He adopted into consideration that it could be a mere projection of his withering, dying brain, a in a manner of speaking last treat before his ultimate departure from the face of Earth, and if it was, then wow, was that realistic. Not only was the furniture in his childhood bedroom arranged with suspicious accuracy, but even the most intricate details were accounted for: the stack of vinyl records sorted not by the alphabet, but by preference, the collection of twigs pulled from past brooms, the singular maroon sock folded beneath one of the desk's legs in order to level out an unevenness, and more of the like. Then there was that characteristic smell and sound of breakfast sizzling downstairs. Even the rush of pure glee at the fact he'd lived to see another day and the hungry tugging and twisting of his stomach asking for food was precisely how he perceived it during his teen years. Pretty impressive.

Not real, however.

Suddenly, a voice as soft as satin arose nearby, “Settled in all right?” And though the enquirer was beyond James' field of view, he managed to assign a face to the voice in a matter of sheer seconds. He'd almost brushed it off as a hallucination, but then, the voice decided to play clever clogs, “Thought you'd never show.” To hell with it: even if that was some sort of trick or manifestation of his deepest, most sincere desires, then fuck it, he'd play along with it.
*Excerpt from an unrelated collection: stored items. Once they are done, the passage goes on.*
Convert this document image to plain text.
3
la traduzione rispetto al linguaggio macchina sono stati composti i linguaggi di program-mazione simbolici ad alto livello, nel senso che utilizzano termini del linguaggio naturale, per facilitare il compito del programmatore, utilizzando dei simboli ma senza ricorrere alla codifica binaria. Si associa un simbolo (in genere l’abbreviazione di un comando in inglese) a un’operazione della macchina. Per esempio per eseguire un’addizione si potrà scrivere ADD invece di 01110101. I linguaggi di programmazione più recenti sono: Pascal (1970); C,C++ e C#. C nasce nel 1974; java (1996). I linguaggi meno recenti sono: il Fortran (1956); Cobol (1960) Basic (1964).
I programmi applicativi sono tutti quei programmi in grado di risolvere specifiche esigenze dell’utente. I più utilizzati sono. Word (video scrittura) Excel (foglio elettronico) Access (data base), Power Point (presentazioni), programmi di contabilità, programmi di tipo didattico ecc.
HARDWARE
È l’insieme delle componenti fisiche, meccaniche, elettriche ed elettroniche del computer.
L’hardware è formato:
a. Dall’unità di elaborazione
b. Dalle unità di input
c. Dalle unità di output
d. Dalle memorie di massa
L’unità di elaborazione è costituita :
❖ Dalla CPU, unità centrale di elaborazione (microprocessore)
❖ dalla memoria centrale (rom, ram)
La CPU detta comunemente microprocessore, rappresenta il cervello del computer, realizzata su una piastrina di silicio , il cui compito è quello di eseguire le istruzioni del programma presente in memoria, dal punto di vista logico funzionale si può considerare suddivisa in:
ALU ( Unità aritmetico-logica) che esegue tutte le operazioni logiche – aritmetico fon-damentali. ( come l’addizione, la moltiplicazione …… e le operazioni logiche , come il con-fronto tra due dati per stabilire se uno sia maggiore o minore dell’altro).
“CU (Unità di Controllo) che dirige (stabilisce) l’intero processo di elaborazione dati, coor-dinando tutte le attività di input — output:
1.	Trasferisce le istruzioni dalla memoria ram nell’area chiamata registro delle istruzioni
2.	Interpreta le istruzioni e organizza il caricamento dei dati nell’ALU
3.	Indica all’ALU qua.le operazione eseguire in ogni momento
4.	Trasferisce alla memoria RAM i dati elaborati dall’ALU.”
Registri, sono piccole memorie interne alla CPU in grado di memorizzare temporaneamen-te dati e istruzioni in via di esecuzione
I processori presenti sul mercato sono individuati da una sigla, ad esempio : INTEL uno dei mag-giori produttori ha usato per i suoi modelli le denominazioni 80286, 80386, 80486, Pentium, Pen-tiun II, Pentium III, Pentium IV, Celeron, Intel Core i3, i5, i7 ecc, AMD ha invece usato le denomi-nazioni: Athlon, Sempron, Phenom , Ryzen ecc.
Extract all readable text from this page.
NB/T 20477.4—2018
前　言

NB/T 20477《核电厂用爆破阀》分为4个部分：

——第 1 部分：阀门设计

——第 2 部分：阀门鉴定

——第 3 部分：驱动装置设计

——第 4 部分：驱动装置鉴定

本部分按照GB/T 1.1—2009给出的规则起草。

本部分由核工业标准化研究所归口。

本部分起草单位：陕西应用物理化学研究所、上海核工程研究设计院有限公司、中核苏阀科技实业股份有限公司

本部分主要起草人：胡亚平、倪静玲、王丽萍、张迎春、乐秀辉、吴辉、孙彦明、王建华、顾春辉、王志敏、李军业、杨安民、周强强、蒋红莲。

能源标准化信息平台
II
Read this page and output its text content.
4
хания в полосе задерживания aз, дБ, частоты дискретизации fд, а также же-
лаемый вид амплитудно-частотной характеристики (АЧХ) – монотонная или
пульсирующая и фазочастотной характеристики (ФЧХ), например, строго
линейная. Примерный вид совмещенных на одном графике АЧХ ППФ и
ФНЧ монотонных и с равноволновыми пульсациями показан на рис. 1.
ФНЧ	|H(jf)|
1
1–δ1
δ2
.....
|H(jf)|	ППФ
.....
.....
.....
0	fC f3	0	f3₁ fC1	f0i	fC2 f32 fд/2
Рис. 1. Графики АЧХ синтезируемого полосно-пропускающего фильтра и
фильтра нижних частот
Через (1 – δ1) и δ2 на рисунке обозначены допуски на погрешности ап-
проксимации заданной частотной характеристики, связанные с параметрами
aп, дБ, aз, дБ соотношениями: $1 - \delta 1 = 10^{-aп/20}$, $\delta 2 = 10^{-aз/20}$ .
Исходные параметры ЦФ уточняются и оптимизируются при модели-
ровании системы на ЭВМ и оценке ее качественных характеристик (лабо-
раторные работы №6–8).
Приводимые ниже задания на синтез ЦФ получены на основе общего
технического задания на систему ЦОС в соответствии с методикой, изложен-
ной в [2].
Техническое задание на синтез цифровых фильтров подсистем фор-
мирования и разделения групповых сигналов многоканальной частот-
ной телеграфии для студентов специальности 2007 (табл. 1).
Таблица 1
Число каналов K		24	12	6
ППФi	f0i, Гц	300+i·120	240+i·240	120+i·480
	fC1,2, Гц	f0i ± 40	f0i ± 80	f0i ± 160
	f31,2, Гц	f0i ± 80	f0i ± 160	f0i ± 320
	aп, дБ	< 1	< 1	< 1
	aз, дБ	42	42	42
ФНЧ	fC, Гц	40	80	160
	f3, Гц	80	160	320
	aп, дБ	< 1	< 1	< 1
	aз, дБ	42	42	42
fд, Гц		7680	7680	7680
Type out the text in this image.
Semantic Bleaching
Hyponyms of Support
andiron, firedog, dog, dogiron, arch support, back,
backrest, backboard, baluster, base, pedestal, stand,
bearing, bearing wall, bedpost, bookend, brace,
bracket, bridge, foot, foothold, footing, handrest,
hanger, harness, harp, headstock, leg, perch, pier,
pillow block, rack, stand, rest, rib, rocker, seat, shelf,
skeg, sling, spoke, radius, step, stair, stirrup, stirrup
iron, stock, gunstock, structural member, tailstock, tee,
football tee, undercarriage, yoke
Regulus,” James' lips had spoken before his head had even turned, “shit, it's been a while.”

As soon as his eyes had stumbled upon the short, thin figure stood before him, they instinctively – as though scouring for sanctuary – leapt up to lock with a pair of ghostly grey ones. Ghostly in a way that was familiar, welcoming and loving, instead of cold and repellent. James could barely believe it – dressed in full onyx with his raven locks slightly longer than he last recalled them to be, none other than Regulus Black was taking a seat on his bed right in front of him; the very Regulus Black who had announced himself dead in a letter Potter received the previous spring.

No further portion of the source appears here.